LTE Home Internet service first launched on 30 July in parts of Georgia, Missouri, Tennessee, Virginia and Kentucky. Verizon has moved rapidly to extend service to select rural areas in every state except Alaska and Vermont as of 1 October.

LTE Home Internet provides unlimited data, plus internet download speeds of 25 Mbps with peaks up to 50 Mbps for $50/month for Verizon wireless customers on mobile plans that cost $30/month or higher, while non-Verizon wireless customers pay $70/month. A $10/month discount for autopay and paperless billing is available for both options.

LTE answers an un-met need

Though relatively slow, the service appears to meet the Federal Communication Commission’s definition for broadband, which is a minimum of 25 Mbps download speed and 3 Mbps upload speed. (Fixed Wireless Access) FWA speeds generally pale in comparison to broadband speeds available in major metropolitan areas, yet they can deliver much-needed internet service to users in rural and remote areas who have limited or no connectivity options. The FCC has said that 24 million people in the US lack fixed terrestrial broadband at speeds of 25 Mbps/3 Mbps, though critics contend that estimate is low.

The need for reliable, fast residential internet has never been greater than it is now due to Covid-19’s impacts on work, school and daily life in general, which is driving Verizon to get more aggressive in fixed wireless access services.
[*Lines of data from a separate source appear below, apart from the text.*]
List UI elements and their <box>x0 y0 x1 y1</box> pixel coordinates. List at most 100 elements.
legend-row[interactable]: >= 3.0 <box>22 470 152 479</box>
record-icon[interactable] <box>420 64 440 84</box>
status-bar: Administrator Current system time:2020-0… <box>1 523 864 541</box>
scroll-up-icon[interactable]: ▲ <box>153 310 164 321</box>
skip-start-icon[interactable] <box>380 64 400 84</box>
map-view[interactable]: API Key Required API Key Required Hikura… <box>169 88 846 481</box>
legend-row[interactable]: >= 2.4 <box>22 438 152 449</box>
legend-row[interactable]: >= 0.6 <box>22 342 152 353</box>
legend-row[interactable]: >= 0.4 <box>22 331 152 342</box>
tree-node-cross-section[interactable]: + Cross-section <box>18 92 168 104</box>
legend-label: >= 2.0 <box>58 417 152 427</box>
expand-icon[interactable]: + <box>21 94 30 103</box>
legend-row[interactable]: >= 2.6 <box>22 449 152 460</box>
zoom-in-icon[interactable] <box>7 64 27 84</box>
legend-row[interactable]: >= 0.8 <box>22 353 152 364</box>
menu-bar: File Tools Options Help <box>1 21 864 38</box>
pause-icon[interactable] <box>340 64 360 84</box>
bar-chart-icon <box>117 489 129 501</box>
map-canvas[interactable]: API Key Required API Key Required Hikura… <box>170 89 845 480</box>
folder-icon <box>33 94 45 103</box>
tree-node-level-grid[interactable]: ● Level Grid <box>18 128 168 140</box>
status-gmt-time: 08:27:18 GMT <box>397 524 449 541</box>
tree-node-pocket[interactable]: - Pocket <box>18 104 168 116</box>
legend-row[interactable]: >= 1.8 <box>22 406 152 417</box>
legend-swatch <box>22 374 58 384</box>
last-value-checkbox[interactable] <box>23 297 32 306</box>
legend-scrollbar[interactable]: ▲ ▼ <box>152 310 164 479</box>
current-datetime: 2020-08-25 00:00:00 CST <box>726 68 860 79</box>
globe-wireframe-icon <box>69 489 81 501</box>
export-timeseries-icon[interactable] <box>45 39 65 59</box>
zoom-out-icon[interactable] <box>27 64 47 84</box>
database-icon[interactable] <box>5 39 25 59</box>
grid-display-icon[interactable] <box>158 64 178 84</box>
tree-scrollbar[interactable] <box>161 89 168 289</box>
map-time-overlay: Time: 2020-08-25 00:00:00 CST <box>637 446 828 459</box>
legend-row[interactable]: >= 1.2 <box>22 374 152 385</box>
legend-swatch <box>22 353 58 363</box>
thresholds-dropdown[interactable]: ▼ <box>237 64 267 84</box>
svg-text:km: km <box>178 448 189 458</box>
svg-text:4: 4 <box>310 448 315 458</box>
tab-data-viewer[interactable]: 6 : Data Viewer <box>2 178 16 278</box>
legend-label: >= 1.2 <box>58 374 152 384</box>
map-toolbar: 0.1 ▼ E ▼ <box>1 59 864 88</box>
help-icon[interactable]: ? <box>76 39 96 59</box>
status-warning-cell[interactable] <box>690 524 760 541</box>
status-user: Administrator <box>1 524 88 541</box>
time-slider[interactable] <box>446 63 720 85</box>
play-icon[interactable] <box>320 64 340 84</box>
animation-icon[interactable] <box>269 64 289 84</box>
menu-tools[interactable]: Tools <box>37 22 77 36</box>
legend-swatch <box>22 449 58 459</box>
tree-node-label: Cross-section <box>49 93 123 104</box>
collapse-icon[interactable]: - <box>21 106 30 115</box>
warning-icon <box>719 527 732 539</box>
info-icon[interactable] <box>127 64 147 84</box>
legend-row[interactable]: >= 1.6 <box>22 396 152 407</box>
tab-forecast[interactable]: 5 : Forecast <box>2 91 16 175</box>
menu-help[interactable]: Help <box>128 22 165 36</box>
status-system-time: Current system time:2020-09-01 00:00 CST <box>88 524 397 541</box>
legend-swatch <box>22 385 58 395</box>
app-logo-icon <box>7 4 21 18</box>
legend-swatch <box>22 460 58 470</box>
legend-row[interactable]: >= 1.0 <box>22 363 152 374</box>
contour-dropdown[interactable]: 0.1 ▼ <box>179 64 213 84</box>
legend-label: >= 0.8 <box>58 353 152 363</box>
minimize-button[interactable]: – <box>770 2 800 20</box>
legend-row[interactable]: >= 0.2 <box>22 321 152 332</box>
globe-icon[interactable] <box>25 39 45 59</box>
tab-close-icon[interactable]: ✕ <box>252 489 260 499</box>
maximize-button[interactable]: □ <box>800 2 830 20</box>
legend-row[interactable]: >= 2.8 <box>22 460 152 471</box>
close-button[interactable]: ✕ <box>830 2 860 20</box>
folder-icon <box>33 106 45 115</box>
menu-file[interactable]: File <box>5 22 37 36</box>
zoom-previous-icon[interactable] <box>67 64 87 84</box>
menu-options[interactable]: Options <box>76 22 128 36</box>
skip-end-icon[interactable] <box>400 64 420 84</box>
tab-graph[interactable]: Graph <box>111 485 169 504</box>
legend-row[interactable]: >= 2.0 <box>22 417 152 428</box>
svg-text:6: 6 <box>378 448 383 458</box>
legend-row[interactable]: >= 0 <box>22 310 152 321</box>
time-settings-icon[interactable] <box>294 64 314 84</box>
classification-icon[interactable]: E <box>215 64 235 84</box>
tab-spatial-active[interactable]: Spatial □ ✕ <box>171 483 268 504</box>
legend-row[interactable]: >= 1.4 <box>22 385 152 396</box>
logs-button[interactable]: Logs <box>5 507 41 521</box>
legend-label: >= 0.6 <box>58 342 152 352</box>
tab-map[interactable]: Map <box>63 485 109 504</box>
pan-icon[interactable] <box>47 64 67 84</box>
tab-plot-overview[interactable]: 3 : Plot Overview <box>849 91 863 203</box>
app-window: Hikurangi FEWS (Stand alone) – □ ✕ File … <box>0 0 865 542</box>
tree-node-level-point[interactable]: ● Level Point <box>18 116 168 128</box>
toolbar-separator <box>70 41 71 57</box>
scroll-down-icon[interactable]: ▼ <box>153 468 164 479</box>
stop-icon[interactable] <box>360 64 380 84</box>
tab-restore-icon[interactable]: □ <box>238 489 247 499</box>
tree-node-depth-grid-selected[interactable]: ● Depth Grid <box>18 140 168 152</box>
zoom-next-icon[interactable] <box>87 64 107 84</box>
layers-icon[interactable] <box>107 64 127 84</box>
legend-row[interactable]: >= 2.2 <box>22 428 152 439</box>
The carrier reports that its initial deployments of LTE Home Internet over the summer received a very welcome reception. Yet despite this month’s expansion of service, the geographic footprint for Verizon LTE Home Internet is still quite restricted, and low rural population densities will restrict subscriber additions.

Speed is king in densely populated areas

The service’s rapid, though still limited, expansion shines a light on problems Verizon faces in rolling out its higher-profile fixed wireless access service, 5G Home, which relies upon coverage-constrained millimeter-wave spectrum that is restricting it to densely populated metropolitan areas. In contrast, LTE Home Internet uses multiple spectrum in lower bands – all of which deliver broader coverage than millimeter-wave. What millimeter-wave offers is speed; 5G Home touts maximum download speeds up to 1 Gbps, with typical download speeds of 300 Mbps, making it a potentially viable competitor in cities where customers also have other options for their broadband service.

For now, 5G Home is limited to parts of just eight cities, after adding Minneapolis and St. Paul, on October 1. Two additional cities are slated to get 5G Home service by year’s end. Nonetheless, Verizon continues to miss opportunities to drive signups to the fledgling 5G Home service due to its negligible footprint.

Such missed opportunities should provide an impetus for Verizon to continue rolling out 5G Home and LTE Home Internet. Seemingly insatiable demand for broadband should drive Verizon and rival carriers to continue deploying FWA services as appropriate based on individual market prospects.